Crucial John Sterling calls will be graded here out of a possible 35 points: 10 each for enthusiasm, duration, and catchphrase over-the-topness, with 5 points that we’ll dole out at our discretion for things like “an A-Bomb for Matsui” (gaffes are part of Sterling’s, um, charm). Today: The Yankees win the World Series.
Enthusiasm: It’s clear that Sterling is working this game on just one day’s rest. He sounds tired, and the result is something you’d expect to follow a mid-May win against Baltimore, and not a World Series championship. It’s an even more pitiful effort when compared to some of Sterling’s other work this postseason.

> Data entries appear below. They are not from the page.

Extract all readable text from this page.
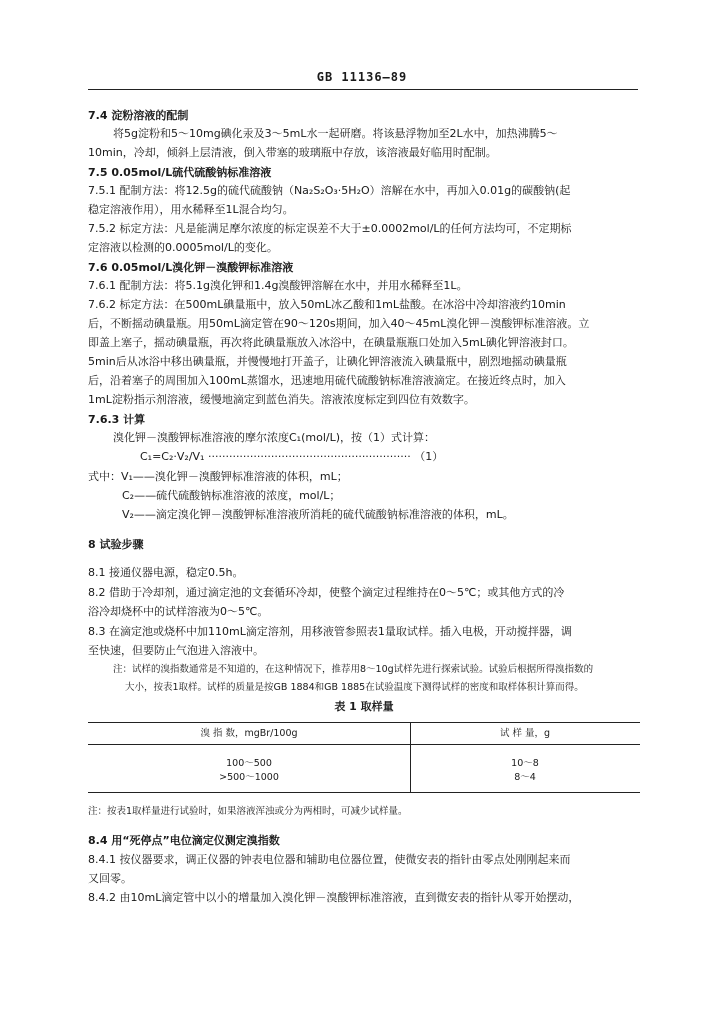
GB 11136—89
7.4 淀粉溶液的配制
将5g淀粉和5～10mg碘化汞及3～5mL水一起研磨。将该悬浮物加至2L水中，加热沸腾5～
10min，冷却，倾斜上层清液，倒入带塞的玻璃瓶中存放，该溶液最好临用时配制。
7.5 0.05mol/L硫代硫酸钠标准溶液
7.5.1 配制方法：将12.5g的硫代硫酸钠（Na₂S₂O₃·5H₂O）溶解在水中，再加入0.01g的碳酸钠(起
稳定溶液作用），用水稀释至1L混合均匀。
7.5.2 标定方法：凡是能满足摩尔浓度的标定误差不大于±0.0002mol/L的任何方法均可，不定期标
定溶液以检测的0.0005mol/L的变化。
7.6 0.05mol/L溴化钾－溴酸钾标准溶液
7.6.1 配制方法：将5.1g溴化钾和1.4g溴酸钾溶解在水中，并用水稀释至1L。
7.6.2 标定方法：在500mL碘量瓶中，放入50mL冰乙酸和1mL盐酸。在冰浴中冷却溶液约10min
后，不断摇动碘量瓶。用50mL滴定管在90～120s期间，加入40～45mL溴化钾－溴酸钾标准溶液。立
即盖上塞子，摇动碘量瓶，再次将此碘量瓶放入冰浴中，在碘量瓶瓶口处加入5mL碘化钾溶液封口。
5min后从冰浴中移出碘量瓶，并慢慢地打开盖子，让碘化钾溶液流入碘量瓶中，剧烈地摇动碘量瓶
后，沿着塞子的周围加入100mL蒸馏水，迅速地用硫代硫酸钠标准溶液滴定。在接近终点时，加入
1mL淀粉指示剂溶液，缓慢地滴定到蓝色消失。溶液浓度标定到四位有效数字。
7.6.3 计算
溴化钾－溴酸钾标准溶液的摩尔浓度C₁(mol/L)，按（1）式计算：
C₁=C₂·V₂/V₁ ·························································· （1）
式中：V₁——溴化钾－溴酸钾标准溶液的体积，mL；
C₂——硫代硫酸钠标准溶液的浓度，mol/L；
V₂——滴定溴化钾－溴酸钾标准溶液所消耗的硫代硫酸钠标准溶液的体积，mL。
8 试验步骤
8.1 接通仪器电源，稳定0.5h。
8.2 借助于冷却剂，通过滴定池的文套循环冷却，使整个滴定过程维持在0～5℃；或其他方式的冷
浴冷却烧杯中的试样溶液为0～5℃。
8.3 在滴定池或烧杯中加110mL滴定溶剂，用移液管参照表1量取试样。插入电极，开动搅拌器，调
至快速，但要防止气泡进入溶液中。
注：试样的溴指数通常是不知道的，在这种情况下，推荐用8～10g试样先进行探索试验。试验后根据所得溴指数的
大小，按表1取样。试样的质量是按GB 1884和GB 1885在试验温度下测得试样的密度和取样体积计算而得。
表 1 取样量
溴 指 数，mgBr/100g	试 样 量，g
100～500	10～8
>500～1000	8～4
注：按表1取样量进行试验时，如果溶液浑浊或分为两相时，可减少试样量。
8.4 用“死停点”电位滴定仪测定溴指数
8.4.1 按仪器要求，调正仪器的钟表电位器和辅助电位器位置，使微安表的指针由零点处刚刚起来而
又回零。
8.4.2 由10mL滴定管中以小的增量加入溴化钾－溴酸钾标准溶液，直到微安表的指针从零开始摆动，
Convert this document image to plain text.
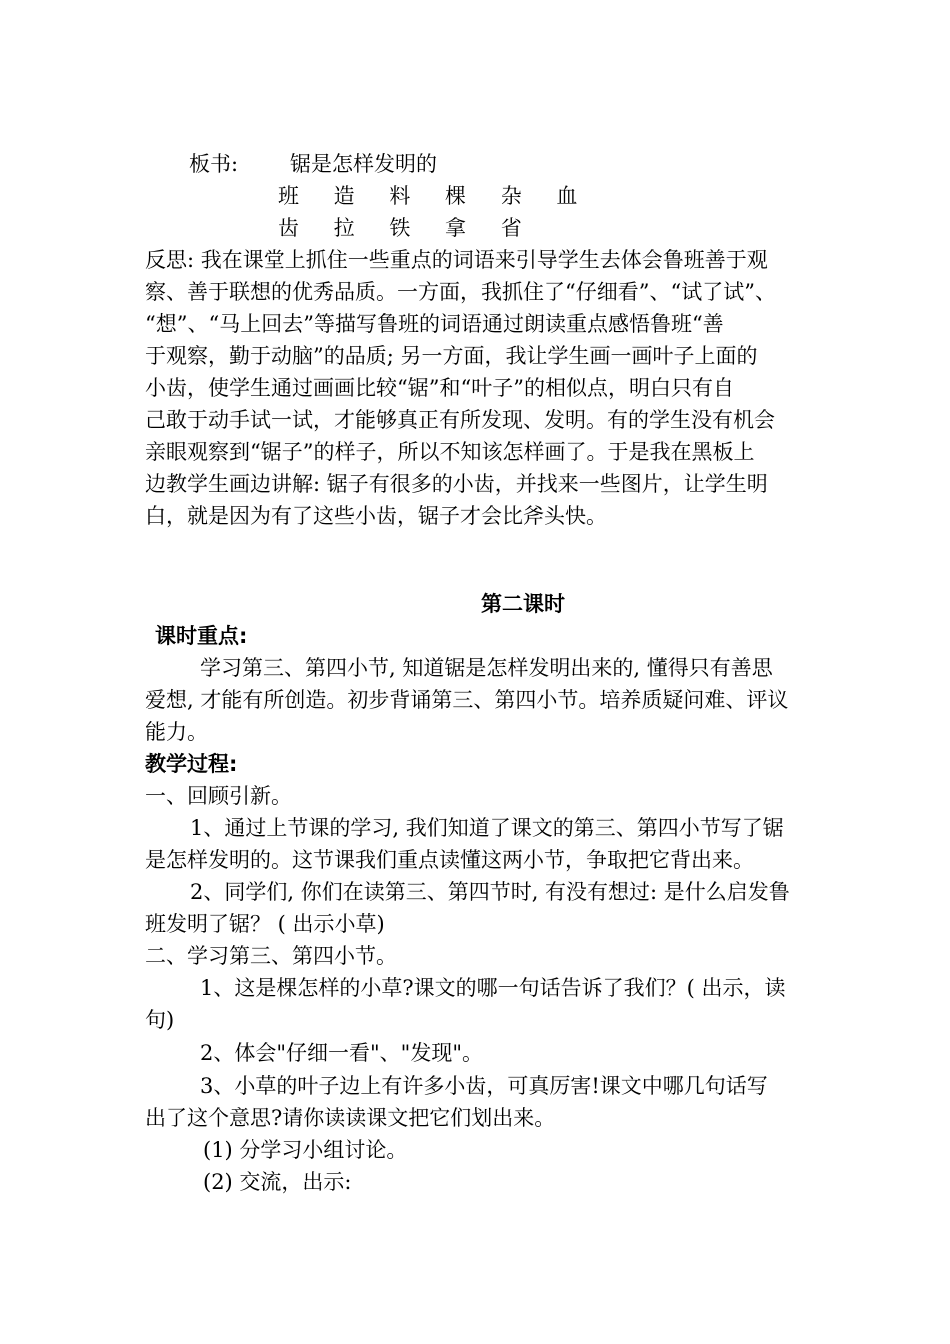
板书: 锯是怎样发明的
班 造 料 棵 杂 血
齿 拉 铁 拿 省
反思: 我在课堂上抓住一些重点的词语来引导学生去体会鲁班善于观
察、善于联想的优秀品质。一方面，我抓住了“仔细看”、“试了试”、
“想”、“马上回去”等描写鲁班的词语通过朗读重点感悟鲁班“善
于观察，勤于动脑”的品质; 另一方面，我让学生画一画叶子上面的
小齿，使学生通过画画比较“锯”和“叶子”的相似点，明白只有自
己敢于动手试一试，才能够真正有所发现、发明。有的学生没有机会
亲眼观察到“锯子”的样子，所以不知该怎样画了。于是我在黑板上
边教学生画边讲解: 锯子有很多的小齿，并找来一些图片，让学生明
白，就是因为有了这些小齿，锯子才会比斧头快。
第二课时
课时重点:
学习第三、第四小节, 知道锯是怎样发明出来的, 懂得只有善思
爱想, 才能有所创造。初步背诵第三、第四小节。培养质疑问难、评议
能力。
教学过程:
一、回顾引新。
1、通过上节课的学习, 我们知道了课文的第三、第四小节写了锯
是怎样发明的。这节课我们重点读懂这两小节，争取把它背出来。
2、同学们, 你们在读第三、第四节时, 有没有想过: 是什么启发鲁
班发明了锯？ ( 出示小草)
二、学习第三、第四小节。
1、这是棵怎样的小草?课文的哪一句话告诉了我们？( 出示，读
句)
2、体会"仔细一看"、"发现"。
3、小草的叶子边上有许多小齿，可真厉害!课文中哪几句话写
出了这个意思?请你读读课文把它们划出来。
(1) 分学习小组讨论。
(2) 交流，出示:
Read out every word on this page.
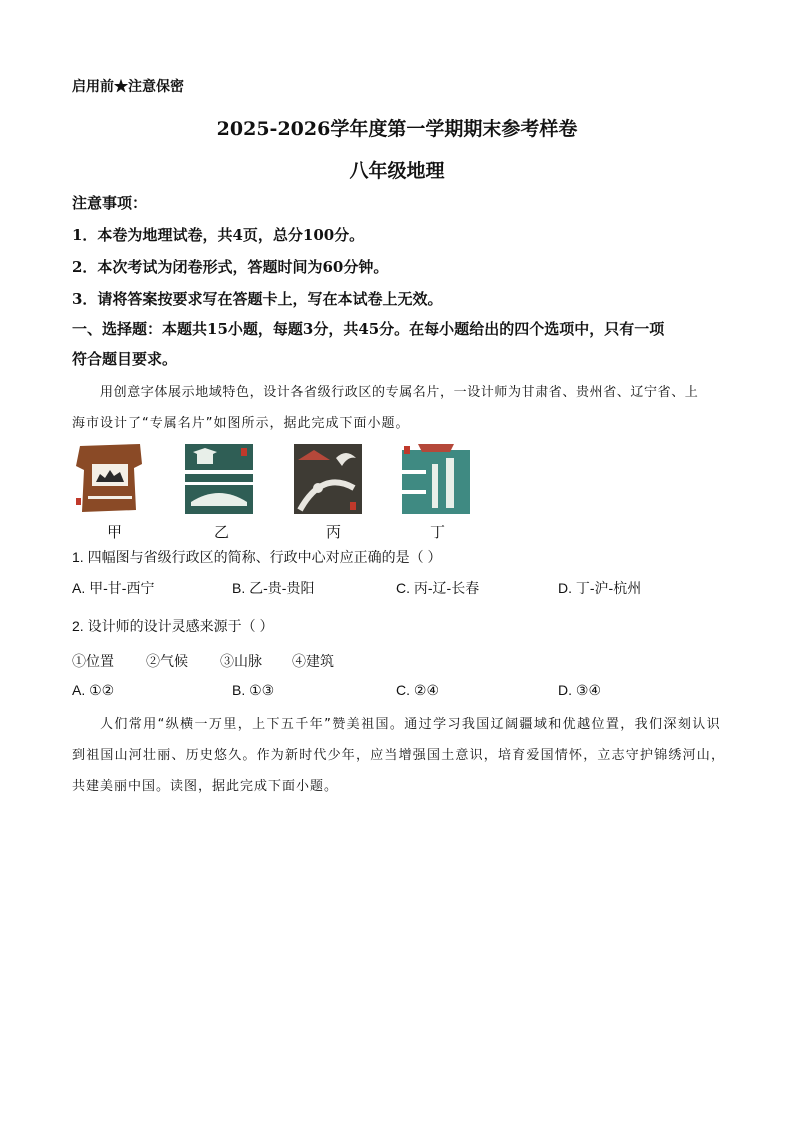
启用前★注意保密
2025-2026学年度第一学期期末参考样卷
八年级地理
注意事项：
1．本卷为地理试卷，共4页，总分100分。
2．本次考试为闭卷形式，答题时间为60分钟。
3．请将答案按要求写在答题卡上，写在本试卷上无效。
一、选择题：本题共15小题，每题3分，共45分。在每小题给出的四个选项中，只有一项
符合题目要求。
用创意字体展示地域特色，设计各省级行政区的专属名片，一设计师为甘肃省、贵州省、辽宁省、上
海市设计了“专属名片”如图所示，据此完成下面小题。
甲	乙	丙	丁
1. 四幅图与省级行政区的简称、行政中心对应正确的是（ ）
A. 甲-甘-西宁	B. 乙-贵-贵阳	C. 丙-辽-长春	D. 丁-沪-杭州
2. 设计师的设计灵感来源于（ ）
①位置 ②气候 ③山脉 ④建筑
A. ①②	B. ①③	C. ②④	D. ③④
人们常用“纵横一万里，上下五千年”赞美祖国。通过学习我国辽阔疆域和优越位置，我们深刻认识
到祖国山河壮丽、历史悠久。作为新时代少年，应当增强国土意识，培育爱国情怀，立志守护锦绣河山，
共建美丽中国。读图，据此完成下面小题。
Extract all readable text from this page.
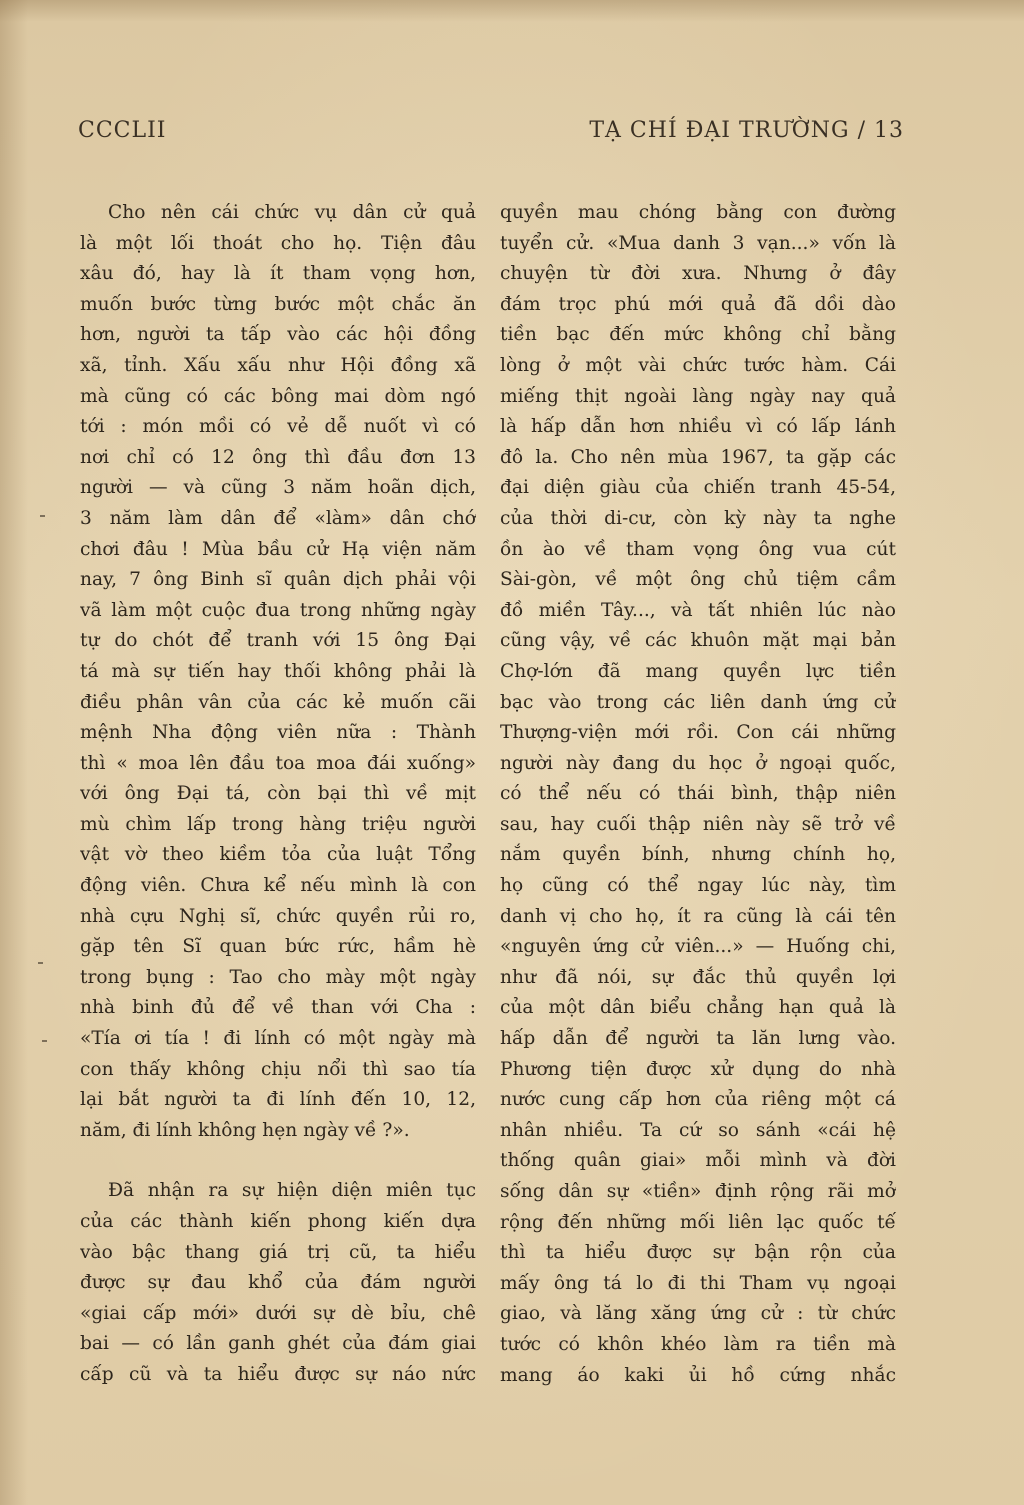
CCCLII	TẠ CHÍ ĐẠI TRƯỜNG / 13
Cho nên cái chức vụ dân cử quả
là một lối thoát cho họ. Tiện đâu
xâu đó, hay là ít tham vọng hơn,
muốn bước từng bước một chắc ăn
hơn, người ta tấp vào các hội đồng
xã, tỉnh. Xấu xấu như Hội đồng xã
mà cũng có các bông mai dòm ngó
tới : món mồi có vẻ dễ nuốt vì có
nơi chỉ có 12 ông thì đầu đơn 13
người — và cũng 3 năm hoãn dịch,
3 năm làm dân để «làm» dân chớ
chơi đâu ! Mùa bầu cử Hạ viện năm
nay, 7 ông Binh sĩ quân dịch phải vội
vã làm một cuộc đua trong những ngày
tự do chót để tranh với 15 ông Đại
tá mà sự tiến hay thối không phải là
điều phân vân của các kẻ muốn cãi
mệnh Nha động viên nữa : Thành
thì « moa lên đầu toa moa đái xuống»
với ông Đại tá, còn bại thì về mịt
mù chìm lấp trong hàng triệu người
vật vờ theo kiềm tỏa của luật Tổng
động viên. Chưa kể nếu mình là con
nhà cựu Nghị sĩ, chức quyền rủi ro,
gặp tên Sĩ quan bức rức, hầm hè
trong bụng : Tao cho mày một ngày
nhà binh đủ để về than với Cha :
«Tía ơi tía ! đi lính có một ngày mà
con thấy không chịu nổi thì sao tía
lại bắt người ta đi lính đến 10, 12,
năm, đi lính không hẹn ngày về ?».
Đã nhận ra sự hiện diện miên tục
của các thành kiến phong kiến dựa
vào bậc thang giá trị cũ, ta hiểu
được sự đau khổ của đám người
«giai cấp mới» dưới sự dè bỉu, chê
bai — có lần ganh ghét của đám giai
cấp cũ và ta hiểu được sự náo nức
quyền mau chóng bằng con đường
tuyển cử. «Mua danh 3 vạn...» vốn là
chuyện từ đời xưa. Nhưng ở đây
đám trọc phú mới quả đã dồi dào
tiền bạc đến mức không chỉ bằng
lòng ở một vài chức tước hàm. Cái
miếng thịt ngoài làng ngày nay quả
là hấp dẫn hơn nhiều vì có lấp lánh
đô la. Cho nên mùa 1967, ta gặp các
đại diện giàu của chiến tranh 45-54,
của thời di-cư, còn kỳ này ta nghe
ồn ào về tham vọng ông vua cút
Sài-gòn, về một ông chủ tiệm cầm
đồ miền Tây..., và tất nhiên lúc nào
cũng vậy, về các khuôn mặt mại bản
Chợ-lớn đã mang quyền lực tiền
bạc vào trong các liên danh ứng cử
Thượng-viện mới rồi. Con cái những
người này đang du học ở ngoại quốc,
có thể nếu có thái bình, thập niên
sau, hay cuối thập niên này sẽ trở về
nắm quyền bính, nhưng chính họ,
họ cũng có thể ngay lúc này, tìm
danh vị cho họ, ít ra cũng là cái tên
«nguyên ứng cử viên...» — Huống chi,
như đã nói, sự đắc thủ quyền lợi
của một dân biểu chẳng hạn quả là
hấp dẫn để người ta lăn lưng vào.
Phương tiện được xử dụng do nhà
nước cung cấp hơn của riêng một cá
nhân nhiều. Ta cứ so sánh «cái hệ
thống quân giai» mỗi mình và đời
sống dân sự «tiền» định rộng rãi mở
rộng đến những mối liên lạc quốc tế
thì ta hiểu được sự bận rộn của
mấy ông tá lo đi thi Tham vụ ngoại
giao, và lăng xăng ứng cử : từ chức
tước có khôn khéo làm ra tiền mà
mang áo kaki ủi hồ cứng nhắc
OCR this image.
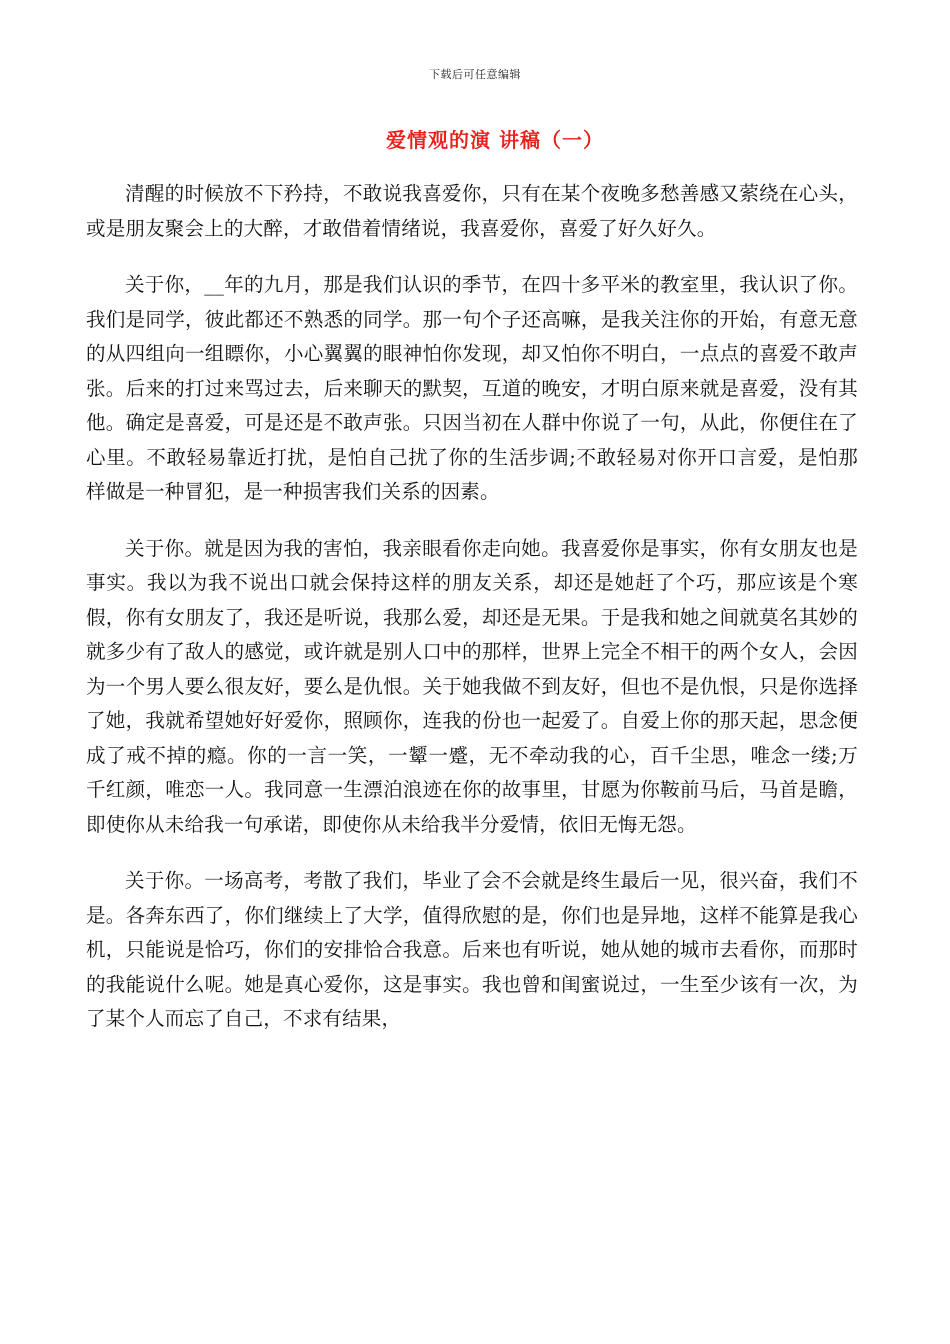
下载后可任意编辑
爱情观的演 讲稿（一）

清醒的时候放不下矜持，不敢说我喜爱你，只有在某个夜晚多愁善感又萦绕在心头，或是朋友聚会上的大醉，才敢借着情绪说，我喜爱你，喜爱了好久好久。

关于你，__年的九月，那是我们认识的季节，在四十多平米的教室里，我认识了你。我们是同学，彼此都还不熟悉的同学。那一句个子还高嘛，是我关注你的开始，有意无意的从四组向一组瞟你，小心翼翼的眼神怕你发现，却又怕你不明白，一点点的喜爱不敢声张。后来的打过来骂过去，后来聊天的默契，互道的晚安，才明白原来就是喜爱，没有其他。确定是喜爱，可是还是不敢声张。只因当初在人群中你说了一句，从此，你便住在了心里。不敢轻易靠近打扰，是怕自己扰了你的生活步调;不敢轻易对你开口言爱，是怕那样做是一种冒犯，是一种损害我们关系的因素。

关于你。就是因为我的害怕，我亲眼看你走向她。我喜爱你是事实，你有女朋友也是事实。我以为我不说出口就会保持这样的朋友关系，却还是她赶了个巧，那应该是个寒假，你有女朋友了，我还是听说，我那么爱，却还是无果。于是我和她之间就莫名其妙的就多少有了敌人的感觉，或许就是别人口中的那样，世界上完全不相干的两个女人，会因为一个男人要么很友好，要么是仇恨。关于她我做不到友好，但也不是仇恨，只是你选择了她，我就希望她好好爱你，照顾你，连我的份也一起爱了。自爱上你的那天起，思念便成了戒不掉的瘾。你的一言一笑，一颦一蹙，无不牵动我的心，百千尘思，唯念一缕;万千红颜，唯恋一人。我同意一生漂泊浪迹在你的故事里，甘愿为你鞍前马后，马首是瞻，即使你从未给我一句承诺，即使你从未给我半分爱情，依旧无悔无怨。

关于你。一场高考，考散了我们，毕业了会不会就是终生最后一见，很兴奋，我们不是。各奔东西了，你们继续上了大学，值得欣慰的是，你们也是异地，这样不能算是我心机，只能说是恰巧，你们的安排恰合我意。后来也有听说，她从她的城市去看你，而那时的我能说什么呢。她是真心爱你，这是事实。我也曾和闺蜜说过，一生至少该有一次，为了某个人而忘了自己，不求有结果，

Listen to this compilation of “the”s compiled by the heroic Sterlingographers over at It Is High, It Is Far, It Is … Caught. Last night’s “the” just doesn’t stand up. And his postscript is even more dreadful. Wake up, John! This is what you’ve been waiting for! 3/10.
Duration: The warble clocked in at 10.05 seconds, but since official IIHIIFIIC warble measurements include extraneous words like “World Series over,” this is roughly on par with the 10.62 he registered after the ALCS. A solid effort, even if he didn’t step up his game for the moment of moments. 8.5/10.
Catchphrases. You knew what was coming. We all knew what was coming. He gets his two points for the addition of “World Series over,” but he gets no points for creativity. At the very least, “World Series over” does kind of roll of the tongue, more so than “American League Championship Series over.” Syllabically, it works nicely. 7/10.
Bonus Points. We get the sense that, maybe halfway through the postscript, Sterling realizes that he’s blowing this call. After he’s done explaining how the Yankees are the greatest franchise in this history of organized competition, he ramps up the enthusiasm just a notch to reiterate that “Once again, the 2009 New York Yankees are World Champions!” One point for the effort, even if it’s too little, too late.
Total: 19.5. Perhaps our expectations were unrealistically high, but we’re justified in expecting a big-game performance in this situation, and we didn’t get one. Perhaps it’s our method of scoring — we hear your concerns, and we’ll be spending the off-season tinkering with our system — but this was a disappointing effort by any objective means of analysis. But there’s always next year. How many days is it until broadcasters report to Spring Training, anyway?